Roman glass bracelets are beautiful objects and highly sought after by collectors. Unlike the majority of Roman glass, their concentric shape makes them unusually robust, so many have survived in the archaeological record. They come in the same colours as glass vessels, but unlike these larger items, their smaller size makes them more affordable, particularly in the popular colours of blue, red and yellow. In terms of style, like many items from the early empire, bracelets tend to be of simple design, the colour or material providing the bling effect. Later and into the post Roman Islamic period, glass bracelets show a return to bands of colours and inlaid patterns. The large number of smaller bracelets found were widely worn by Roman children or as hair toggles.
Glass beads were first created about 3,500 years ago in Egypt and Mesopotamia, with scholars believing that many bead types found in Egypt were made there. These beads were made from drawn tubes of glass. Instead of pressing these into moulds and then cutting them into individual beads or segmented sections of bead – as would be the norm for Roman production – the tubes have been cut into individual beads - like Roman turquoise blue cylinder beads.

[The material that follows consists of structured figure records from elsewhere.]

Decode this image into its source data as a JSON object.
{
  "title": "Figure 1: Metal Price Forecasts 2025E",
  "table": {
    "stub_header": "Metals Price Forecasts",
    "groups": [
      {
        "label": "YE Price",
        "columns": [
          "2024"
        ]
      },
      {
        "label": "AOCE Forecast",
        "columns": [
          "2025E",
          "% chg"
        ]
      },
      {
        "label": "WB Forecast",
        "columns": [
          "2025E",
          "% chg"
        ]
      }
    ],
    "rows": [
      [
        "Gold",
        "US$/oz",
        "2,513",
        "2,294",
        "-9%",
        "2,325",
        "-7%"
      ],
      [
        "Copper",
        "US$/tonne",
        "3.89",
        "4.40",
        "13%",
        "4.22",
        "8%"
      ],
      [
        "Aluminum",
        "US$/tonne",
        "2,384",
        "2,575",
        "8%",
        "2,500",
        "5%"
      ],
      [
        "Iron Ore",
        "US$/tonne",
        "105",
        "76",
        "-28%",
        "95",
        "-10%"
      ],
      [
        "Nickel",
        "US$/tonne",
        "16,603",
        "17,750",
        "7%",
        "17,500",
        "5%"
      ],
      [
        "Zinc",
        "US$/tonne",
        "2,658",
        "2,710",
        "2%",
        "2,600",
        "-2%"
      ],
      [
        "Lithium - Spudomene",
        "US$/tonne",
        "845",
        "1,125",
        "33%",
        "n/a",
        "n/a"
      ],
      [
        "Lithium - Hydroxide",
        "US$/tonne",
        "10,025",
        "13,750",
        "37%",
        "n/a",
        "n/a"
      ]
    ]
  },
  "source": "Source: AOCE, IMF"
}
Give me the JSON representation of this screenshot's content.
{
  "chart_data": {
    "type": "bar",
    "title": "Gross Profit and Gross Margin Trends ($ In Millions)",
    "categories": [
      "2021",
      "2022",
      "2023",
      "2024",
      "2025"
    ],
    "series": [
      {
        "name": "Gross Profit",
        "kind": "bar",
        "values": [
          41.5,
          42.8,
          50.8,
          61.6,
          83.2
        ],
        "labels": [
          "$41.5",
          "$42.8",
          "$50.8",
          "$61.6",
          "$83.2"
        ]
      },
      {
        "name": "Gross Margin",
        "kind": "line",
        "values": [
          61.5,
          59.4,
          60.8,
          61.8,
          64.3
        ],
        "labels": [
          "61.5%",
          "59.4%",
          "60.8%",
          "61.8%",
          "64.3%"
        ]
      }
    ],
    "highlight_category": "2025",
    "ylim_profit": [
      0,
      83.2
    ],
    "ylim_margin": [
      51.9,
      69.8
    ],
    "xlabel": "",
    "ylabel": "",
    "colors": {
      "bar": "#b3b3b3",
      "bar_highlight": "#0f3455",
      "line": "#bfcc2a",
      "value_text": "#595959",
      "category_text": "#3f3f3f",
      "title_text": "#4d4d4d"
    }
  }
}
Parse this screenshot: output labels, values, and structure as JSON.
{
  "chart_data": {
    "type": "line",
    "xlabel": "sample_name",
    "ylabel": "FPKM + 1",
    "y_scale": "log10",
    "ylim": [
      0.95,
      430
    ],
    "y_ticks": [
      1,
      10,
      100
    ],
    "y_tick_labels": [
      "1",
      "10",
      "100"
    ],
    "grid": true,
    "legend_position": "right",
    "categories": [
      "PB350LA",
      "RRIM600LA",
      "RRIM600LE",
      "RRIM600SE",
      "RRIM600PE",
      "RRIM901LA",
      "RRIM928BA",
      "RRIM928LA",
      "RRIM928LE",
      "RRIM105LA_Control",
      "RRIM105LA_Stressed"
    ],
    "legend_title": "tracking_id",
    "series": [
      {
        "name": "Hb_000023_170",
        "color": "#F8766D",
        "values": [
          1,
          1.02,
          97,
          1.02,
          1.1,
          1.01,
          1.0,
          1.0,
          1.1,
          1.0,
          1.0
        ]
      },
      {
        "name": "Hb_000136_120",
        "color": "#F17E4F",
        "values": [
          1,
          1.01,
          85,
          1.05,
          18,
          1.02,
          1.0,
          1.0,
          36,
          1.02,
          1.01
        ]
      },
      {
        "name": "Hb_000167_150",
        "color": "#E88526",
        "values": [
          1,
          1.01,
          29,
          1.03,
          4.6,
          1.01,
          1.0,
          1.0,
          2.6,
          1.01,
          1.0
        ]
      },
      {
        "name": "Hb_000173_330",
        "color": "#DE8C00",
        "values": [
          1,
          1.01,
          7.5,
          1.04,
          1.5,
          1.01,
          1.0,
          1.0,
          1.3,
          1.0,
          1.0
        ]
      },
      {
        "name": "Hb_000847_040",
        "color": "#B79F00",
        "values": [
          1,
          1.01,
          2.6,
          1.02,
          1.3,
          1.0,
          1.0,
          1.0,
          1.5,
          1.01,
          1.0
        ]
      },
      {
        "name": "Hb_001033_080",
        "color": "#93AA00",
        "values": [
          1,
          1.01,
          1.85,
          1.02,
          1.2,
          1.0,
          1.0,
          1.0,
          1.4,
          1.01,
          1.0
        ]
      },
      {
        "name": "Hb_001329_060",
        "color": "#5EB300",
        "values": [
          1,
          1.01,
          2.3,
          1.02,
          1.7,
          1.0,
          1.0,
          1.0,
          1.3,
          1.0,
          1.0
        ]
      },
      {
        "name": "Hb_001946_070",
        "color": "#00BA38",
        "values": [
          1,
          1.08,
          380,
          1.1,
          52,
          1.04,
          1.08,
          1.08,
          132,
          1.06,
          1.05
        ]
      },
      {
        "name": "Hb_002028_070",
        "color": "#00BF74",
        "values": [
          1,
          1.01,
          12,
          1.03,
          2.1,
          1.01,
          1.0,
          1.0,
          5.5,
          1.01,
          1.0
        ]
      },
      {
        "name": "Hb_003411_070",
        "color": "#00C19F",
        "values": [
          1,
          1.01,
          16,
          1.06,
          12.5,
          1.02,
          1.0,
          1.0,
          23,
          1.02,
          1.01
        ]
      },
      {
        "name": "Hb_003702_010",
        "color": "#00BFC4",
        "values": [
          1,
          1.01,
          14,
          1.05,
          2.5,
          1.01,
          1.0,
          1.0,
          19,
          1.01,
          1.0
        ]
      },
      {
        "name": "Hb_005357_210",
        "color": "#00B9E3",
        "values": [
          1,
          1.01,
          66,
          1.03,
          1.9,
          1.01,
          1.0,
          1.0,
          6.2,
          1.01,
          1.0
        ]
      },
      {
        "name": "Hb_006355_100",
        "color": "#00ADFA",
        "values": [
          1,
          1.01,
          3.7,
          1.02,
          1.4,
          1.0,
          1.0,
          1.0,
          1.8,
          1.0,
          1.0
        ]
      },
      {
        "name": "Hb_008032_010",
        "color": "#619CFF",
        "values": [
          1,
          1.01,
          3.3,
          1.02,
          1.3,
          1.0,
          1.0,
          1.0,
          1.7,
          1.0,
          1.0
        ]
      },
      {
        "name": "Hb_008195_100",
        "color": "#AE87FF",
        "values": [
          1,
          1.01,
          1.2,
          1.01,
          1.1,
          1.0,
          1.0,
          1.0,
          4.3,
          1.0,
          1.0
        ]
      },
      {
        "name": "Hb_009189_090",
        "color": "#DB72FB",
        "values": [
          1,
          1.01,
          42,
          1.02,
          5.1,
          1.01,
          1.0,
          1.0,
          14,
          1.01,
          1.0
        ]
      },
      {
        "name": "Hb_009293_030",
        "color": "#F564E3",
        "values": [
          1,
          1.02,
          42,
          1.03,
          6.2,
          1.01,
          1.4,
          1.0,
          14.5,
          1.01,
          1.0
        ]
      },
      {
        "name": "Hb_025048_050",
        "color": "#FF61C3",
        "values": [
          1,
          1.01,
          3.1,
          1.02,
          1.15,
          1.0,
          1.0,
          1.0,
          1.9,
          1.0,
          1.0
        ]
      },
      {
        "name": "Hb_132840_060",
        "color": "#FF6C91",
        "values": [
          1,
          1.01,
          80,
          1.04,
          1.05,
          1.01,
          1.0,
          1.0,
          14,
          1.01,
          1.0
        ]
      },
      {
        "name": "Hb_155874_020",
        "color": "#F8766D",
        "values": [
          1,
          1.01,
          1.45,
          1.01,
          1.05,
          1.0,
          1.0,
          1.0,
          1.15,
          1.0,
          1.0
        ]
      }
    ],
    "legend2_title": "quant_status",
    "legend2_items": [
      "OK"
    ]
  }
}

Doughnut shaped and oblong are the most common forms with shades of blue a predominant choice. Faience ‘Melon’ beads which originate in Egypt were highly prized and come in a variety of shades from white to cobalt blue. The most common being a bright aqua blue.
Roman glass beads are ubiquitous and common grave goods, the deceased often being buried with their jewellery.
Roman glassmaking reached the farthest corners of the Empire and flourished until about 400AD, when the Roman Empire started to disintegrate until it finally fell in the late 5th Century AD.
As a general rule of thumb: the higher the purity of the glass, the earlier. Pale bluish-green glass is often from the first or second centuries AD. By the late third and fourth centuries the purity drops significantly as much glass is recycled and glass making skills diminish. Much later Roman glass has a distinctly murky green colour. Finally, if you’re lucky to find some marbled glass then it is almost certainly early, dating from the Roman republic or the first century AD. However, there are many attractive forms from the eastern mediterranean with intricate trailed glass decoration dating to the fourth century.
Roman glass antiquities are some of the most collectable Roman artefacts available and look spectacular when displayed in a lit cabinet.